Rilasciato dalla: MGM nel dicembre del 1933.
Durata: 68 minuti, sonoro.
Prodotto da: Hal Roach
Diretto da: William A. Seiter
Cast: Stan Laurel, Oliver Hardy, Mae Busch, Dorothy Christie, Charlie Chase, Lucien Littlefield.
Trama: scritta da Giuliano Bruscagnin



Stanlio e Ollio, entrambi sposati, risiedono a Los Angeles e le loro abitazioni sono contigue. Quali membri di una associazione denominata “Figli del Deserto” e articolata in più sezioni, si impegnano a partecipare al congresso annuale a Chicago, ma hanno il problema di avere il permesso delle rispettive mogli. Stanlio lo ottiene, ma Ollio, che invece ha avuto un netto rifiuto, è costretto a ricorrere all’espediente di fingersi malato e di avere da un dottore, nella fattispecie un veterinario, la prescrizione di un viaggio per mare fino alle Hawaii con Stanlio come compagno. I due partono, ma ovviamente per Chicago dove partecipano a sfilate e feste congressuali nel corso delle quali si ascolta fra l’altro la canzone Honolulu baby, che costituirà il motivo forse più conosciuto fra quelli presentati nei films della coppia.

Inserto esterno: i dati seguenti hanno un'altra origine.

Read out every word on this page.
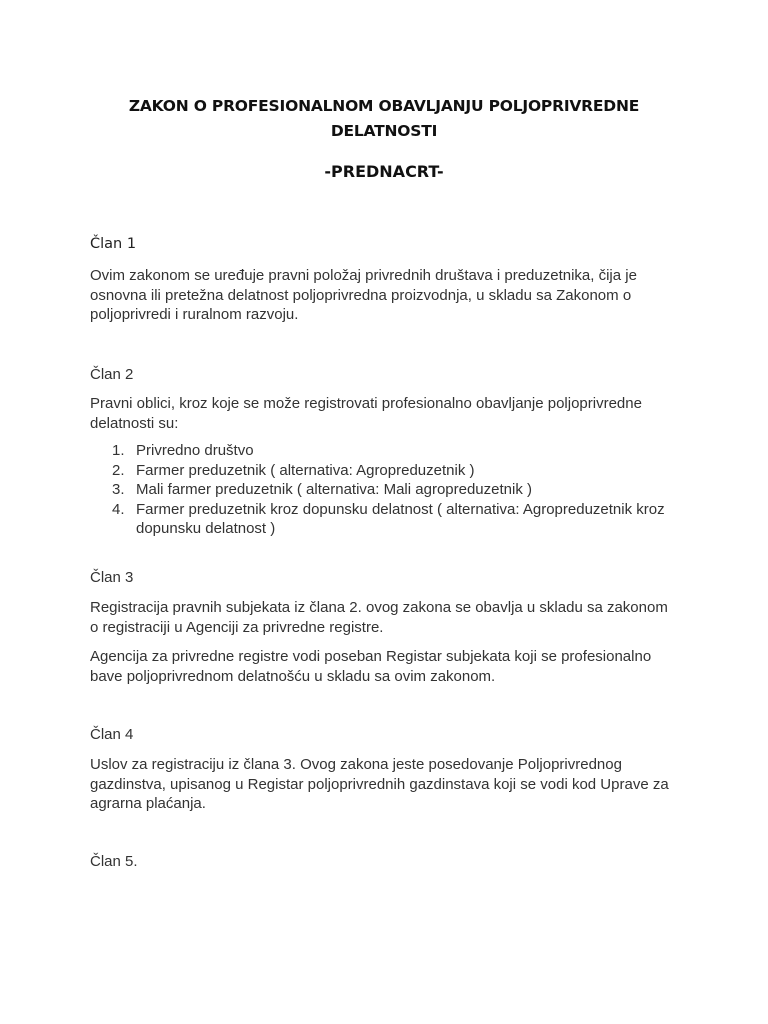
ZAKON O PROFESIONALNOM OBAVLJANJU POLJOPRIVREDNE
DELATNOSTI
-PREDNACRT-
Član 1

Ovim zakonom se uređuje pravni položaj privrednih društava i preduzetnika, čija je
osnovna ili pretežna delatnost poljoprivredna proizvodnja, u skladu sa Zakonom o
poljoprivredi i ruralnom razvoju.

Član 2

Pravni oblici, kroz koje se može registrovati profesionalno obavljanje poljoprivredne
delatnosti su:

1. Privredno društvo
2. Farmer preduzetnik ( alternativa: Agropreduzetnik )
3. Mali farmer preduzetnik ( alternativa: Mali agropreduzetnik )
4. Farmer preduzetnik kroz dopunsku delatnost ( alternativa: Agropreduzetnik kroz
dopunsku delatnost )
Član 3

Registracija pravnih subjekata iz člana 2. ovog zakona se obavlja u skladu sa zakonom
o registraciji u Agenciji za privredne registre.

Agencija za privredne registre vodi poseban Registar subjekata koji se profesionalno
bave poljoprivrednom delatnošću u skladu sa ovim zakonom.

Član 4

Uslov za registraciju iz člana 3. Ovog zakona jeste posedovanje Poljoprivrednog
gazdinstva, upisanog u Registar poljoprivrednih gazdinstava koji se vodi kod Uprave za
agrarna plaćanja.

Član 5.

Stanlio e Ollio, fedeli all’imbroglio ordito in partenza, rientrano a casa con  al collo ghirlande awaiane di fiori e suonando l’ukulele, ma non trovano le mogli che sono andate angosciate ad assumere informazioni essendo giunta notizia del naufragio della nave sulla quale i due mariti avevano falsamente annunciato di rientrare dalle Hawaii. I due mistificatori, entrati in casa, apprendono da un giornale del naufragio e del fatto che solo l’indomani sarebbe arrivata la nave che aveva raccolto i naufraghi. Decidono quindi di pernottare in soffitta, mentre le mogli scoprono l’inganno vedendo al cinema in un cinegiornale i due mariti che folleggiano al congresso di Chicago. Alla fine Stanlio otterrà il perdono avendo confessato, mentre sulla testa di Ollio si abbatterà una dura punizione a base di stoviglie.
Da notare che la società i Figli del Deserto, che è stata in questo film del 1933 una invenzione verosimilmente dello stesso Laurel, ha ispirato successivamente la nascita di una omonima associazione che si è gradualmente estesa negli Stati Uniti ed in Australia e che ha tenuto il suo primo congresso, proprio come nel film, nel 1965 poche settimane dopo la morte di Stan.